ONDAS – Observatório dos Direitos à Água e ao Saneamento

ONDAS – Observatório Nacional dos Direitos à Água e ao Saneamento

(In) Segurança da água: garantindo o direito à água

(IN) SEGURANÇA DA ÁGUA: GARANTINDO O DIREITO À ÁGUA
LOFTUS, Alex. Water (in)security: Securing the right to water. Geographical Journal, v. 181, n. 4, p. 350–356, 2015.

A resenha inaugural do site do ONDAS traz um artigo de Alex Loftus, pesquisador do Departamento de Geografia do King’s College London em temas como ecologia política e direito à água, e também comoditização e financeirização da água. Uma de suas pesquisas mais citadas abordou o fracasso da privatização do saneamento em Buenos Aires na década de 1990[1].

O texto debate a segurança (e a insegurança) para o acesso à água por todos, desafia as visões dominantes sobre “segurança da água” e apela à mudança política para se explorar modos pelos quais o acesso à água potável pode ser ampliado. Centenas de milhões de pessoas alcançaram acesso à água neste século, no entanto, a sustentabilidade do suprimento é questionável. Loftus desenvolve seu argumento com uma crítica aos discursos dominantes sobre segurança hídrica para, a partir dos fundamentos da ecologia política, tratar da luta pelo acesso democrático à água sob o viés do pensamento gramsciano e, por fim propor transformar a concepção de segurança hídrica.
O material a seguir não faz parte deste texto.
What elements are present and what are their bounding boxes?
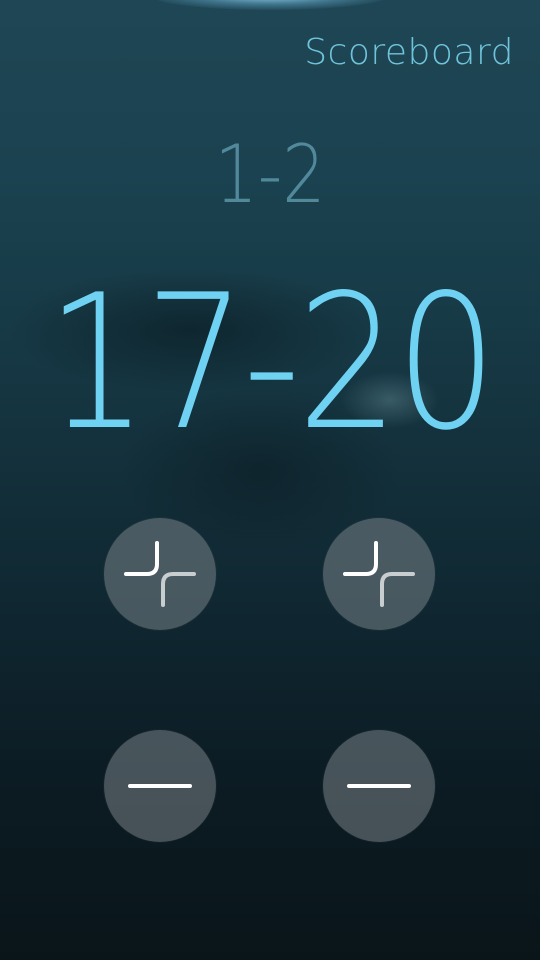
left-decrement-button[interactable]: [104, 730, 216, 842]
minus-icon: [128, 784, 192, 788]
right-increment-button[interactable]: [323, 518, 435, 630]
set-score: 1-2: [214, 128, 326, 221]
minus-icon: [347, 784, 411, 788]
point-score: 17-20: [46, 254, 497, 471]
plus-icon: [124, 541, 196, 607]
page-title: Scoreboard: [304, 32, 514, 73]
plus-icon: [343, 541, 415, 607]
left-increment-button[interactable]: [104, 518, 216, 630]
scoreboard-page: Scoreboard 1-2 17-20: [0, 0, 540, 960]
right-decrement-button[interactable]: [323, 730, 435, 842]
top-glow-indicator: [150, 0, 390, 10]
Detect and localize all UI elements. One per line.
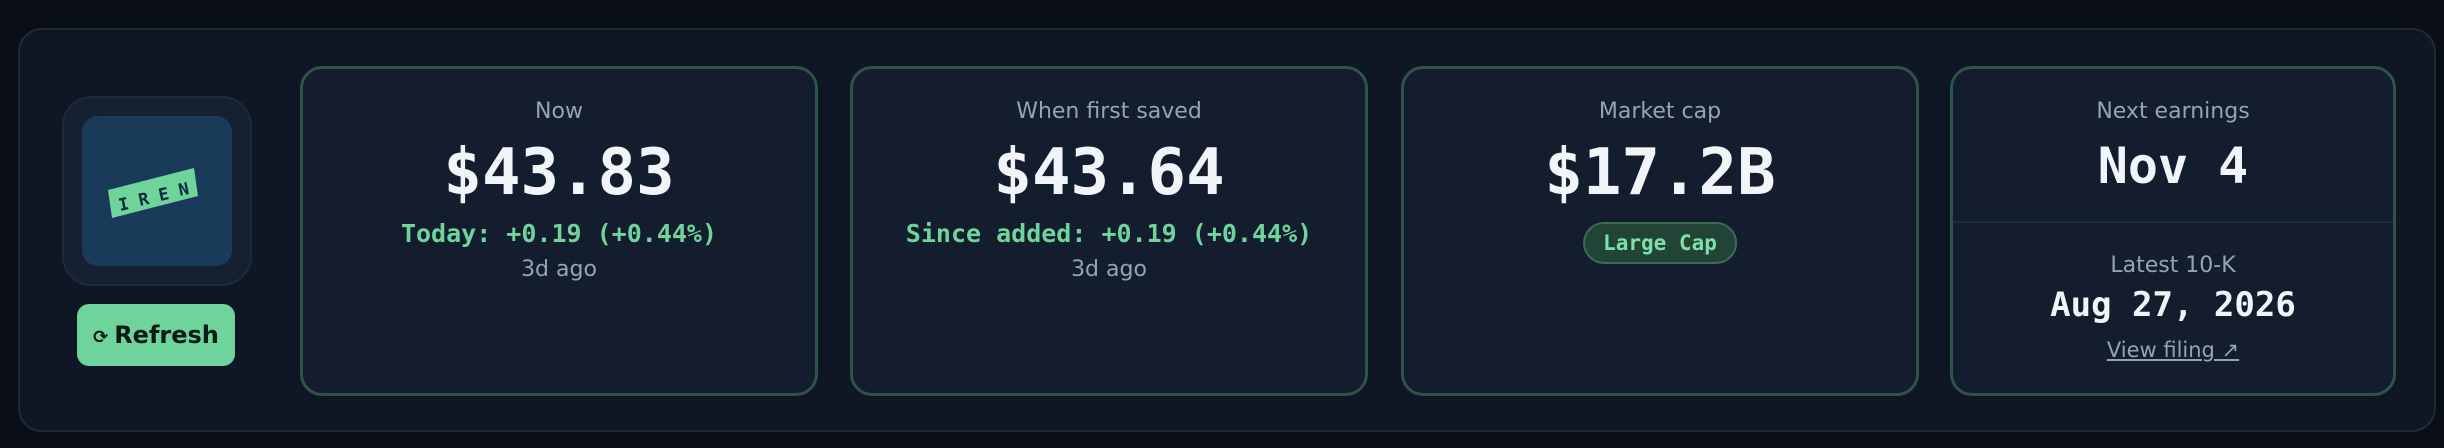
market-cap-value: $17.2B <box>1544 136 1776 210</box>
refresh-icon: ⟳ <box>93 326 109 348</box>
first-saved-price-card: When first saved $43.64 Since added: +0.… <box>850 66 1368 396</box>
refresh-label: Refresh <box>114 321 219 349</box>
iren-logo-icon: I R E N <box>82 116 232 266</box>
next-earnings-date: Nov 4 <box>2097 137 2249 195</box>
current-price-updated: 3d ago <box>521 257 597 282</box>
market-cap-label: Market cap <box>1598 99 1722 124</box>
iren-logo-mark: I R E N <box>108 168 198 218</box>
first-saved-price-value: $43.64 <box>993 136 1225 210</box>
cap-size-badge: Large Cap <box>1583 222 1737 264</box>
earnings-divider <box>1953 221 2393 223</box>
current-price-card: Now $43.83 Today: +0.19 (+0.44%) 3d ago <box>300 66 818 396</box>
current-price-value: $43.83 <box>443 136 675 210</box>
first-saved-updated: 3d ago <box>1071 257 1147 282</box>
first-saved-label: When first saved <box>1016 99 1202 124</box>
view-filing-link[interactable]: View filing ↗ <box>1953 338 2393 362</box>
next-earnings-label: Next earnings <box>2096 99 2250 124</box>
current-price-label: Now <box>535 99 583 124</box>
latest-filing-label: Latest 10-K <box>2110 253 2236 278</box>
since-added-change: Since added: +0.19 (+0.44%) <box>905 219 1313 248</box>
earnings-card: Next earnings Nov 4 Latest 10-K Aug 27, … <box>1950 66 2396 396</box>
refresh-button[interactable]: ⟳ Refresh <box>77 304 235 366</box>
today-change: Today: +0.19 (+0.44%) <box>400 219 718 248</box>
latest-filing-date: Aug 27, 2026 <box>2050 285 2296 325</box>
market-cap-card: Market cap $17.2B Large Cap <box>1401 66 1919 396</box>
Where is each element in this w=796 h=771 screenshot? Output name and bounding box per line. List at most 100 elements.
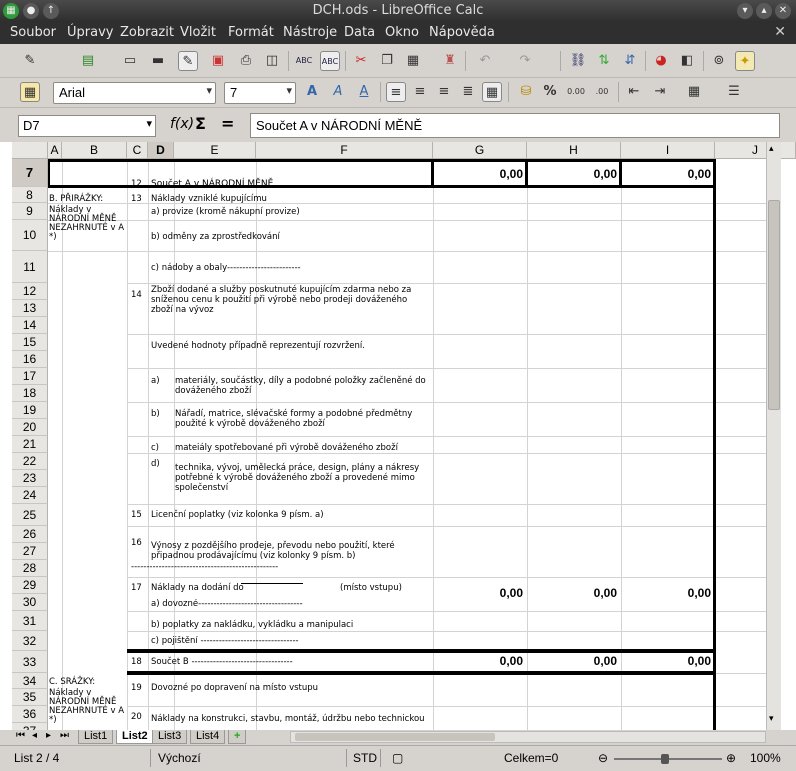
col-header-h[interactable]: H — [527, 142, 621, 159]
insert-chart-icon[interactable]: ◕ — [651, 51, 671, 71]
save-icon[interactable]: ▬ — [148, 51, 168, 71]
cell-row34-label[interactable]: Dovozné po dopravení na místo vstupu — [151, 683, 318, 693]
maximize-icon[interactable]: ▴ — [756, 3, 772, 19]
autospell-icon[interactable]: ABC — [320, 51, 340, 71]
corner-select-all[interactable] — [12, 142, 48, 159]
col-header-f[interactable]: F — [256, 142, 433, 159]
cell-row28-line[interactable]: ----------------------------------------… — [131, 562, 301, 572]
print-icon[interactable]: ⎙ — [236, 51, 256, 71]
equals-icon[interactable]: = — [221, 114, 234, 133]
cell-section-b-note[interactable]: Náklady v NÁRODNÍ MĚNĚ NEZAHRNUTÉ v A *) — [49, 206, 127, 242]
col-header-j[interactable]: J — [715, 142, 796, 159]
font-size-combo[interactable]: 7 ▾ — [224, 82, 296, 104]
cell-g33[interactable]: 0,00 — [435, 654, 523, 668]
copy-icon[interactable]: ❐ — [377, 51, 397, 71]
row-header[interactable]: 16 — [12, 351, 48, 368]
currency-icon[interactable]: ⛁ — [516, 82, 536, 102]
cell-row26-number[interactable]: 16 — [131, 538, 142, 548]
cell-row32-label[interactable]: c) pojištění ---------------------------… — [151, 636, 303, 646]
scroll-down-icon[interactable]: ▾ — [769, 714, 774, 724]
cell-row19-label[interactable]: Nářadí, matrice, slévačské formy a podob… — [175, 409, 430, 429]
vertical-scroll-thumb[interactable] — [768, 200, 780, 410]
cell-i33[interactable]: 0,00 — [623, 654, 711, 668]
prev-sheet-icon[interactable]: ◂ — [32, 730, 37, 741]
horizontal-scrollbar[interactable] — [290, 731, 766, 743]
row-header[interactable]: 24 — [12, 487, 48, 504]
col-header-a[interactable]: A — [48, 142, 62, 159]
menu-format[interactable]: Formát — [228, 25, 274, 40]
cell-row34-number[interactable]: 19 — [131, 683, 142, 693]
chevron-down-icon[interactable]: ▾ — [286, 84, 292, 97]
cell-h7[interactable]: 0,00 — [529, 167, 617, 181]
cell-row15-label[interactable]: Uvedené hodnoty případně reprezentují ro… — [151, 341, 431, 351]
status-zoom[interactable]: 100% — [750, 751, 781, 765]
menu-vlozit[interactable]: Vložit — [180, 25, 216, 40]
sheet-tab-list2[interactable]: List2 — [116, 730, 154, 744]
cell-i7[interactable]: 0,00 — [623, 167, 711, 181]
add-decimal-icon[interactable]: .00 — [592, 82, 612, 102]
row-header[interactable]: 18 — [12, 385, 48, 402]
chevron-down-icon[interactable]: ▾ — [146, 117, 152, 130]
cell-row36-number[interactable]: 20 — [131, 712, 142, 722]
cell-row22-label[interactable]: technika, vývoj, umělecká práce, design,… — [175, 463, 430, 493]
row-header[interactable]: 27 — [12, 543, 48, 560]
row-header[interactable]: 8 — [12, 187, 48, 203]
cell-row29-place[interactable]: (místo vstupu) — [340, 583, 402, 593]
row-header[interactable]: 7 — [12, 159, 48, 187]
navigator-icon[interactable]: ⊚ — [709, 51, 729, 71]
cell-row11-label[interactable]: c) nádoby a obaly-----------------------… — [151, 263, 301, 273]
line-style-icon[interactable]: ☰ — [724, 82, 744, 102]
cell-row26-label[interactable]: Výnosy z pozdějšího prodeje, převodu neb… — [151, 541, 431, 561]
cell-row17-marker[interactable]: a) — [151, 376, 160, 386]
zoom-slider-handle[interactable] — [661, 754, 669, 764]
sheet-tab-list4[interactable]: List4 — [190, 730, 226, 744]
col-header-g[interactable]: G — [433, 142, 527, 159]
cell-row21-label[interactable]: mateiály spotřebované při výrobě dovážen… — [175, 443, 430, 453]
menu-zobrazit[interactable]: Zobrazit — [120, 25, 174, 40]
cell-row33-number[interactable]: 18 — [131, 657, 142, 667]
col-header-b[interactable]: B — [62, 142, 127, 159]
cell-i29[interactable]: 0,00 — [623, 586, 711, 600]
chevron-down-icon[interactable]: ▾ — [206, 84, 212, 97]
menu-soubor[interactable]: Soubor — [10, 25, 56, 40]
next-sheet-icon[interactable]: ▸ — [46, 730, 51, 741]
align-center-icon[interactable]: ≡ — [410, 82, 430, 102]
borders-icon[interactable]: ▦ — [684, 82, 704, 102]
row-header[interactable]: 25 — [12, 504, 48, 526]
close-window-icon[interactable]: ✕ — [775, 3, 791, 19]
clone-format-icon[interactable]: ♜ — [440, 51, 460, 71]
function-wizard-icon[interactable]: f(x) — [170, 116, 194, 132]
row-header[interactable]: 9 — [12, 203, 48, 220]
open-icon[interactable]: ▭ — [120, 51, 140, 71]
redo-icon[interactable]: ↷ — [515, 51, 535, 71]
cell-section-c-title[interactable]: C. SRÁŽKY: — [49, 677, 129, 687]
cell-h33[interactable]: 0,00 — [529, 654, 617, 668]
row-header[interactable]: 22 — [12, 453, 48, 470]
row-header[interactable]: 11 — [12, 251, 48, 283]
sort-descending-icon[interactable]: ⇵ — [620, 51, 640, 71]
row-header[interactable]: 32 — [12, 631, 48, 651]
italic-icon[interactable]: A — [328, 82, 348, 102]
decrease-indent-icon[interactable]: ⇤ — [624, 82, 644, 102]
row-header[interactable]: 13 — [12, 300, 48, 317]
cell-row25-label[interactable]: Licenční poplatky (viz kolonka 9 písm. a… — [151, 510, 324, 520]
col-header-d[interactable]: D — [148, 142, 174, 159]
col-header-e[interactable]: E — [174, 142, 256, 159]
cell-row31-label[interactable]: b) poplatky za nakládku, vykládku a mani… — [151, 620, 353, 630]
cell-row29-number[interactable]: 17 — [131, 583, 142, 593]
cell-g7[interactable]: 0,00 — [435, 167, 523, 181]
cell-row22-marker[interactable]: d) — [151, 459, 160, 469]
last-sheet-icon[interactable]: ⏭ — [60, 730, 69, 741]
number-format-icon[interactable]: 0.00 — [566, 82, 586, 102]
menu-data[interactable]: Data — [344, 25, 375, 40]
row-header[interactable]: 26 — [12, 526, 48, 543]
cell-row19-marker[interactable]: b) — [151, 409, 160, 419]
cell-row25-number[interactable]: 15 — [131, 510, 142, 520]
font-name-combo[interactable]: Arial ▾ — [53, 82, 216, 104]
menu-okno[interactable]: Okno — [385, 25, 419, 40]
vertical-scrollbar[interactable]: ▴ ▾ — [766, 142, 781, 730]
close-document-icon[interactable]: ✕ — [774, 24, 786, 40]
menu-nastroje[interactable]: Nástroje — [283, 25, 337, 40]
new-icon[interactable]: ✎ — [20, 51, 40, 71]
row-header[interactable]: 28 — [12, 560, 48, 577]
Os discursos do establishment sobre segurança hídrica são dirigidos para naturalizar as causas da insegurança hídrica, afastando-as das relações sociais, políticas e de poder. A despolitização presente nessas visões conflui para determinismos como, por exemplo, “a insegurança hídrica resulta de chuvas insuficientes”, que submergem a injusta distribuição do suprimento de água potável.

Loftus aponta três problemas dos discursos mainstream sobre segurança da água. Primeiro, a despolitização da “insegurança” da água negligencia interesses envolvidos na reprodução da sua existência e despreza a compreensão das relações entre pessoas, instituições e o ambiente político-econômico. Segundo, despolitizar a distribuição da água suscita o determinismo ambiental de pobreza e insegurança hídrica como consequências do local, desprezando o conjunto de relações sociais que podem ser transformadas. Terceiro, apesar de ganhos aparentes na melhoria da segurança da água mediante medidas tecnocráticas, as melhorias mundiais ocultam problemas sobre a sustentabilidade da provisão de água, bem como as disparidades entre diferentes regiões do Sul global.

A ecologia política opõe-se às leituras apolíticas da crise ambiental e oferece a lente que permite entender a segurança da água – ou insegurança – motivada não pela escassez ou por um determinismo tecnológico fazedor de “milagres”, mas sim pelo envolvimento de um conjunto mais amplo de conteúdos socionaturais ou sociotécnicos.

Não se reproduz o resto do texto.